Customary land in Highbury manor called TRAYESHILL, consisting of 45 a. in Tollington Lane with 12 a. more at the lower end of Trayeshill, was held by William Wroth in 1602. At his death in 1614 Wroth also had a house and 20 a. near Holloway Road, (fn. 29a) which, with the 12 a., he left to his wife Mary and her heirs and she surrendered to her own use for life and then to her brother John Sammes.
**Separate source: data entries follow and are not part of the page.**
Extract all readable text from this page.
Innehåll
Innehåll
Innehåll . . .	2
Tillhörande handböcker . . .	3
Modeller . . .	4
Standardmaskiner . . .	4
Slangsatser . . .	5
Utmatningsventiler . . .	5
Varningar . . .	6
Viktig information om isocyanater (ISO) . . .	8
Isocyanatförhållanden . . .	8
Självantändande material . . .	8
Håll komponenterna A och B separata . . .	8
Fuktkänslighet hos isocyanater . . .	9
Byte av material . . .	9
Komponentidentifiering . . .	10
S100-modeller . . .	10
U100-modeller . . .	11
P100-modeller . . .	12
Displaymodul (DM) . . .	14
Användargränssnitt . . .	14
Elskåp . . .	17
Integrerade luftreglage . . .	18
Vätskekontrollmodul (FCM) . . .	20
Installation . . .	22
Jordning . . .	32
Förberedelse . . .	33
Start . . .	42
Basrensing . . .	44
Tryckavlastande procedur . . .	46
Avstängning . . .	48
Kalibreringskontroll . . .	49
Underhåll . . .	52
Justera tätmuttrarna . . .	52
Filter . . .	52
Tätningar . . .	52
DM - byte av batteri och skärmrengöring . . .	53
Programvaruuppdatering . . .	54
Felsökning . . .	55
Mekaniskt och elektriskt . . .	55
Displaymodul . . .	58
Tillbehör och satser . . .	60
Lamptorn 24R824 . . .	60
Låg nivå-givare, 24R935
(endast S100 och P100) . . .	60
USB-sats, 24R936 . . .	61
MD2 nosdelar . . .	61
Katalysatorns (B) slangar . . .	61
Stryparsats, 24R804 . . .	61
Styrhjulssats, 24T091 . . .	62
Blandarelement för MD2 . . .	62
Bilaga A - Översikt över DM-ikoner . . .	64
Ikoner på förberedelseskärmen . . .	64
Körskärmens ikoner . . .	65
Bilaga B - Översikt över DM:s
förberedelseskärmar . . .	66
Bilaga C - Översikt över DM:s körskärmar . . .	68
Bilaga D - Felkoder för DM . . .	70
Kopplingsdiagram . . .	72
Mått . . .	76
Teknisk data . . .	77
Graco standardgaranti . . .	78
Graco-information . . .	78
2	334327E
Trayeshill was left to Mary for life, and then to Wroth's nephew Thomas Iremonger, who was admitted on Mary's death in 1630. Thomas left the land, with copyholds in Lower Street and in Barnsbury manor, to his nephew William Iremonger, who was admitted between 1650 and 1655. William conveyed the property in 1655 to Henry Man, after mortgaging it to Henry's father Edmund, who soon acquired it and left it in 1657 to his daughter Elizabeth Gardiner. Elizabeth, who had later married Francis Fowke, died in 1706. One of her daughters, Elizabeth Dee (née Gardiner) acquired a moiety from Zachariah Gibson, husband of the other daughter Mary Fowke, and died in possession in 1729, leaving her copyhold land to her cousin Thomas Gearing to pay legacies. Gearing died in 1730, whereupon his brother Joshua Gearing immediately surrendered the estate to Mary, wife of Henry Samuel Eyre. In 1750 Mary Eyre was succeeded by her brother and sister Jacob and Sarah Harvey and her husband. Eyre and Jacob Harvey surrendered the estate, which included a brick house built c. 1750 near Hornsey Lane, to Jacob's second son William, who sold it to Sarah Nicoll in 1763; the estate was then 63 a., of which 48 a. including Trayeshill on the west side of Tollington Lane were copyhold and the rest on the east side of the lane freehold. She was succeeded in 1766 by her kinsman John Osborn (d. 1800), under whose will Trayeshill was left in trust for his daughter-in-law Dorothy Osborn for life and then to his eldest grandson John Osborn, followed by his second grandson James. In 1806 Osborn's trustees held a house and 65 1/4 a., and the freehold land on the east side of Tollington Lane included c. 12 a. that had been an isolated parcel of the demesne of Highbury manor in 1718. In 1849 the Revd. Thomas Jenkins held the estate, which by then excluded the c. 12 a. Later ownership has not been traced.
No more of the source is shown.